57年度においては、このうち南硫黄島原生自然環境保全地域について調査が行われ、その結果を踏まえて、58年6月、同地域は全域が立入制限地区に指定された。
また、58年度においては、屋久島原生自然環境保全地域において調査が行われた。同地域は、樹齢1,000年以上、幹の直径が2メートルを超える屋久杉の巨木が多数含まれる原生林の地域であり、国の遺産として後代に伝えるべき重要な地域である。今回の調査によって、同地域の屋根部には屋久杉が比較的密度が高く存在し、直径3.1メートル、樹高40メートルという巨大な物もみつかったほか、ベニシタ類の祖先的な形態を持つシダを始め動植物の新種が発見され、同地域が遺伝子の貯蔵庫(ジーン・プール)として重要な地域であることが明らかになった。
また、自然環境保全地域については、58年度新たに崎山湾自然環境保全地域128ヘクタールが指定されている。同地域は八重山列島西表島の西端に位置する崎山湾の湾口部一帯の海域で、清澄な海域を住息場所とするアザミサンゴの世界最大といわれる大群体が存在するほか、多種のサンゴから成るサンゴ礁が発達し、豊富な海中生物相を有している。なお、海域における自然環境保全地域の指定は同地域が初めてである。
都道府県自然環境保全地域は、58年度においては新たに8地域、205ヘクタールが指定された。
「自然公園法」は、すぐれた自然の風景地を保護するとともにこれを広く国民の利用に供することを目的としている。
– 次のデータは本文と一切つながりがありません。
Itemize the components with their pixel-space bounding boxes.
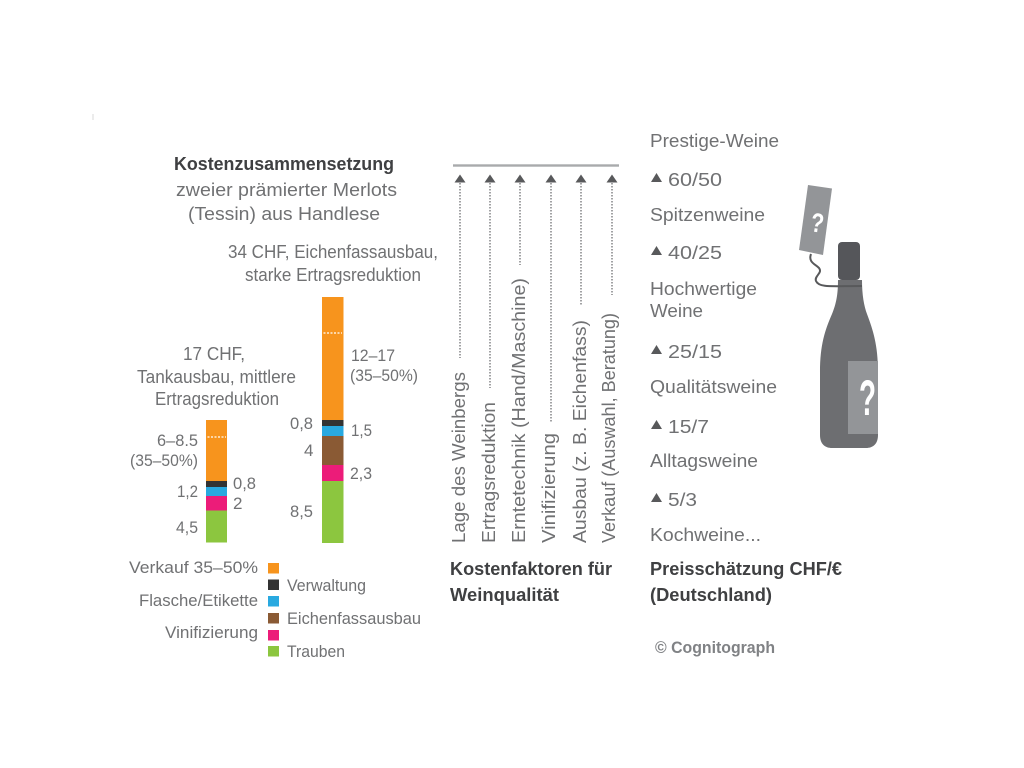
panel: cost composition bbox=[129, 153, 438, 661]
legend: Flasche/Etikette bbox=[139, 591, 258, 610]
top rule bbox=[453, 164, 619, 167]
panel: cost factors bbox=[448, 164, 619, 605]
values: 34 CHF bar: 1,5 bbox=[351, 421, 372, 440]
values: 17 CHF bar: 1,2 bbox=[177, 482, 198, 501]
values: 17 CHF bar: 6–8.5 bbox=[157, 431, 198, 450]
arrows: cost factors bbox=[454, 174, 618, 422]
price ladder: 40/25 bbox=[668, 242, 722, 263]
legend: Trauben bbox=[287, 642, 345, 661]
values: 34 CHF bar bbox=[290, 346, 418, 521]
icon: bottle with tag: ? bbox=[809, 207, 826, 239]
values: 17 CHF bar: (35–50%) bbox=[130, 451, 198, 470]
legend: Eichenfassausbau bbox=[287, 609, 421, 628]
heading: price estimate: Preisschätzung CHF/€ bbox=[650, 558, 842, 579]
values: 34 CHF bar: (35–50%) bbox=[350, 366, 418, 385]
rotated factor labels bbox=[448, 278, 619, 543]
price ladder: Kochweine... bbox=[650, 524, 761, 545]
legend: Verwaltung bbox=[287, 576, 366, 595]
label: 17 CHF bar bbox=[137, 343, 296, 409]
legend: Vinifizierung bbox=[165, 623, 258, 642]
values: 17 CHF bar bbox=[130, 431, 256, 537]
values: 34 CHF bar: 4 bbox=[304, 441, 313, 460]
heading: cost composition: zweier prämierter Merlots bbox=[176, 179, 397, 200]
price ladder: 25/15 bbox=[668, 341, 722, 362]
rotated factor labels: Lage des Weinbergs bbox=[448, 372, 469, 543]
rotated factor labels: Ertragsreduktion bbox=[478, 402, 499, 543]
heading: price estimate bbox=[650, 558, 842, 605]
price ladder: Weine bbox=[650, 300, 703, 321]
heading: cost factors bbox=[450, 558, 612, 605]
heading: cost factors: Weinqualität bbox=[450, 584, 559, 605]
values: 17 CHF bar: 4,5 bbox=[176, 518, 198, 537]
copyright: © Cognitograph bbox=[655, 638, 775, 657]
values: 17 CHF bar: 2 bbox=[233, 494, 242, 513]
rotated factor labels: Verkauf (Auswahl, Beratung) bbox=[598, 313, 619, 543]
heading: cost composition: Kostenzusammensetzung bbox=[174, 153, 394, 174]
stacked bar: 34 CHF bbox=[322, 297, 344, 543]
price ladder: Qualitätsweine bbox=[650, 376, 777, 397]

同法により、58年度末現在、国立公園27か所202万ヘクタール、国定公園54か所129万ヘクタール、都道府県立自然公園297か所201万ヘクタールが指定されている。また、海中の景観を維持するため、国立公園及び国定公園の海面内の57地区2,398ヘクタールが海中公園地区として指定されている。
「鳥獣保護及狩猟ニ関スル法律」は、野生鳥獣の保護と狩猟の適正化を図ることを目的としている。同法により、鳥獣の保護、繁殖を図るため、57年度末現在、国設鳥獣保護区353か所104万ヘクタール、都道府県設鳥獣保護区2,807か所204万ヘクタール(合計308万ヘクタールで全国土面積の8%)が設定されている。
特に、絶滅のおそれのある鳥類については「特殊鳥類の譲渡等の規制に関する法律」に基づき特殊鳥類として指定し、その譲渡等に関し規制を行うことによって種の保存が図られている。同法に基づき、58年度において新たにオオワシ、オオタカ、クマタカ、オオハヤブサ、シベリヤハヤブサ、ハヤブサの6種類が特殊鳥類に指定され、58年度末現在における国産の特殊鳥類は35種類である。